When this isn’t possible, a fallback option in some cases is to create transient copies rather than mutate the original. This isn’t really a simplification, per se, but it can make the code more honest: what before was just called ‘foo’ at all stages of the pipeline even though its purpose changes stage-to-stage, now its role is filled in parts by transient copy ‘foo prime’, which better signals intent to readers. What was presented as one thing in the pipeline is more truthfully presented as multiple related things. Even though you now have another named thing to think about, the explicit distinction still provides better clarity.

Functions that access too much external state

When functions access external state, they are not self-contained and thus can be much harder to reason about.
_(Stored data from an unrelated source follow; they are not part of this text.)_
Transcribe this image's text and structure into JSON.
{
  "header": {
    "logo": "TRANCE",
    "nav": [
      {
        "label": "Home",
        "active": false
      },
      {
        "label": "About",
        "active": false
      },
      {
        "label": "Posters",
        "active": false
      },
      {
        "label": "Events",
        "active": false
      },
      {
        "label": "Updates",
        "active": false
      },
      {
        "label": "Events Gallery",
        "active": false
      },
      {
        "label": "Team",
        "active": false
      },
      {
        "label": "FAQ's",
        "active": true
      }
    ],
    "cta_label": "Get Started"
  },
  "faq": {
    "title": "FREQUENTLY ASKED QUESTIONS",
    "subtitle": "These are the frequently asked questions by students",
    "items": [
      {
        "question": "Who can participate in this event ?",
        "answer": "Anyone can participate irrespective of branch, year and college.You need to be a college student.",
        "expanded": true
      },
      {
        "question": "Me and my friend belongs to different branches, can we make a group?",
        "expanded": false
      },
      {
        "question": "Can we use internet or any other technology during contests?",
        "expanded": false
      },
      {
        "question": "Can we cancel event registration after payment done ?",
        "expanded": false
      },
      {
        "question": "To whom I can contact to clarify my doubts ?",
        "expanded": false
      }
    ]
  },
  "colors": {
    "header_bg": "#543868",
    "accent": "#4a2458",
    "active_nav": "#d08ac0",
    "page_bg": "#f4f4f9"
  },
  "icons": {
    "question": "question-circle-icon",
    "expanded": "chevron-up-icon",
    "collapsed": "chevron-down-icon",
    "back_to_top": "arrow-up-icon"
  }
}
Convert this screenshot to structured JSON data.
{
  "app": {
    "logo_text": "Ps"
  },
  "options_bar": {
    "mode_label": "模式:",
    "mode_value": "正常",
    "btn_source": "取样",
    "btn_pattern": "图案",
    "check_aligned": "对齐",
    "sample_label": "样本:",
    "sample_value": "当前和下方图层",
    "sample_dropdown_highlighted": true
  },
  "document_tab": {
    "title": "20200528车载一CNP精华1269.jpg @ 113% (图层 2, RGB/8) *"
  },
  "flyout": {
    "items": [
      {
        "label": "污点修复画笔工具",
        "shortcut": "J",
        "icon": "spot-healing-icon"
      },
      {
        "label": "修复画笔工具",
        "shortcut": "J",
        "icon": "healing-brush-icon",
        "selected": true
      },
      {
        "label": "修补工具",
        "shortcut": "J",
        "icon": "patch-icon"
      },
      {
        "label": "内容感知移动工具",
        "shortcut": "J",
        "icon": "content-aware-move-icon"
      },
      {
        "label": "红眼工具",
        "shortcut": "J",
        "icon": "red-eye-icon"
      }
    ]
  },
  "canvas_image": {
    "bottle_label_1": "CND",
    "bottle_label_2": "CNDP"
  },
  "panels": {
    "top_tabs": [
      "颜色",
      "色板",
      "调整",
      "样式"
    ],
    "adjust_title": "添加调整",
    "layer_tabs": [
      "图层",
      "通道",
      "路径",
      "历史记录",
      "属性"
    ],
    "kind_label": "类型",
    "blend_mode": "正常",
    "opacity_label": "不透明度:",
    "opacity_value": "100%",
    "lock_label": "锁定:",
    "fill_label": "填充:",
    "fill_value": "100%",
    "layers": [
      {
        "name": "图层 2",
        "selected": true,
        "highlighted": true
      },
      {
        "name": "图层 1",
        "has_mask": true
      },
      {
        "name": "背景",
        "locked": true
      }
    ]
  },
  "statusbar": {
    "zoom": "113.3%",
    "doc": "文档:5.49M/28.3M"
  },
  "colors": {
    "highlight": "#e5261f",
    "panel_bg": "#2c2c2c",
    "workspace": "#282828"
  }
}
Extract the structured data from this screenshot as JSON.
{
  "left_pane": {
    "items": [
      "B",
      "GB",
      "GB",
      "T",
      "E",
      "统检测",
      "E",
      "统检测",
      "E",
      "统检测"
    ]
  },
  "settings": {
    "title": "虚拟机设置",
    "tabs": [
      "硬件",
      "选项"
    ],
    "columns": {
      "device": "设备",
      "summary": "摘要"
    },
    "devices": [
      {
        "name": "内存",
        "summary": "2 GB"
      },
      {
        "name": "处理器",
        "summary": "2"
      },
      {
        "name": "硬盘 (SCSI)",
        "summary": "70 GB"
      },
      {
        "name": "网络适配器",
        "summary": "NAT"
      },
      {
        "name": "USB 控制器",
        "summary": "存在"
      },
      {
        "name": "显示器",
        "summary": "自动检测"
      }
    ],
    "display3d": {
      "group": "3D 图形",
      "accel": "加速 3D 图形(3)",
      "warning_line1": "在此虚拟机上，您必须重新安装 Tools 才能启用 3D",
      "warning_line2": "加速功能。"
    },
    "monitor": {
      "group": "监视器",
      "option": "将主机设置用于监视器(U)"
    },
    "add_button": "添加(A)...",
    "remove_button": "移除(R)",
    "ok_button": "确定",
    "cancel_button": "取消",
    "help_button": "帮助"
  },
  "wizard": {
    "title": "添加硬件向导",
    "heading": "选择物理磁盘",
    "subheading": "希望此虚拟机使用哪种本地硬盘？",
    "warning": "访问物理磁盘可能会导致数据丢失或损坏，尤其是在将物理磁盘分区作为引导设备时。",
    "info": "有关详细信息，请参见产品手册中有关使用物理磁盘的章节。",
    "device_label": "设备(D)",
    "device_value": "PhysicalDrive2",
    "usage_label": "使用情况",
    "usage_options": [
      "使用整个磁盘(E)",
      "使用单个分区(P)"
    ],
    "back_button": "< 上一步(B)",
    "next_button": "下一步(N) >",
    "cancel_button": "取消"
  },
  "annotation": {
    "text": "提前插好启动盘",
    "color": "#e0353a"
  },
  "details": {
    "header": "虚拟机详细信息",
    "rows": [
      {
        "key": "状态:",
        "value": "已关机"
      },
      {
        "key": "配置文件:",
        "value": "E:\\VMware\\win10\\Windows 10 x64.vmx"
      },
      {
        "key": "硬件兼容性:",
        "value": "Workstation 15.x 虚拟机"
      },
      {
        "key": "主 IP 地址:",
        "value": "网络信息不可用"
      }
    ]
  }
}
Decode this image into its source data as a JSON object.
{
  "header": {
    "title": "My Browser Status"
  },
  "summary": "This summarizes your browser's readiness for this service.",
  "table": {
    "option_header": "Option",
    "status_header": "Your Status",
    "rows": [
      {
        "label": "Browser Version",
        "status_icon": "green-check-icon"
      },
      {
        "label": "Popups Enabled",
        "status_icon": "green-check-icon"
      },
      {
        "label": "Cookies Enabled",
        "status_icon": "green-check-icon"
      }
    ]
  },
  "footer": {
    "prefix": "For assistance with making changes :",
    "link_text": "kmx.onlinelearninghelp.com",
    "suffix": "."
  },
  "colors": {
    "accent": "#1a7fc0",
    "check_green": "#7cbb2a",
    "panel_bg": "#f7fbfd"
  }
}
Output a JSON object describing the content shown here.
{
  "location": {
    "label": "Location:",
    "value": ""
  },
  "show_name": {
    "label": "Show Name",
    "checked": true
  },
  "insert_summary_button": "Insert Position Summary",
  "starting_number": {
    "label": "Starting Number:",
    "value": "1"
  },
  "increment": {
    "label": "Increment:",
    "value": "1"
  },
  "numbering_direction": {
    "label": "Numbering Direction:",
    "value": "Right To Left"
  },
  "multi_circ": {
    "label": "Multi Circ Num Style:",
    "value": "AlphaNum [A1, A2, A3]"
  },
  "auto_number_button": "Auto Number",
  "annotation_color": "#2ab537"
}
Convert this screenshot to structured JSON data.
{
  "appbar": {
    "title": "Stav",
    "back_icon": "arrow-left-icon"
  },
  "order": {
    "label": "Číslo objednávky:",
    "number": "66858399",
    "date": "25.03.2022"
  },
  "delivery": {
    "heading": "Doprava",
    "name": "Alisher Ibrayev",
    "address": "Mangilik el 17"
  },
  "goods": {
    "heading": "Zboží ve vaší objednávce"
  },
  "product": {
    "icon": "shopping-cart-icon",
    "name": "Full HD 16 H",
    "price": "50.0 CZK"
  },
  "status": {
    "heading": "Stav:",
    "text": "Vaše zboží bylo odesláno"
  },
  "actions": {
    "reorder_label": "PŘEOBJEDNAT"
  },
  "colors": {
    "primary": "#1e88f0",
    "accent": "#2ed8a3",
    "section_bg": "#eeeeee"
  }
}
The correct mindset, then, is to consciously delineate functions based on what categories of external state they access, directly or indirectly. For each function, take stock of whether it:

reads globals
writes globals
reads from I/O devices
writes to I/O devices
reads data passed by reference
writes data passed by reference

Then for each case, examine whether it’s really necessary:

Does this function really need to read a global? Maybe it can instead be passed a transient copy of the data.
Does this function really need to write to a file? Maybe the function can write the data to memory and let some later code eventually write it out to a file.
Does this function really need to mutate the data passed to it by reference? Maybe it can instead return its results as a new, separate value.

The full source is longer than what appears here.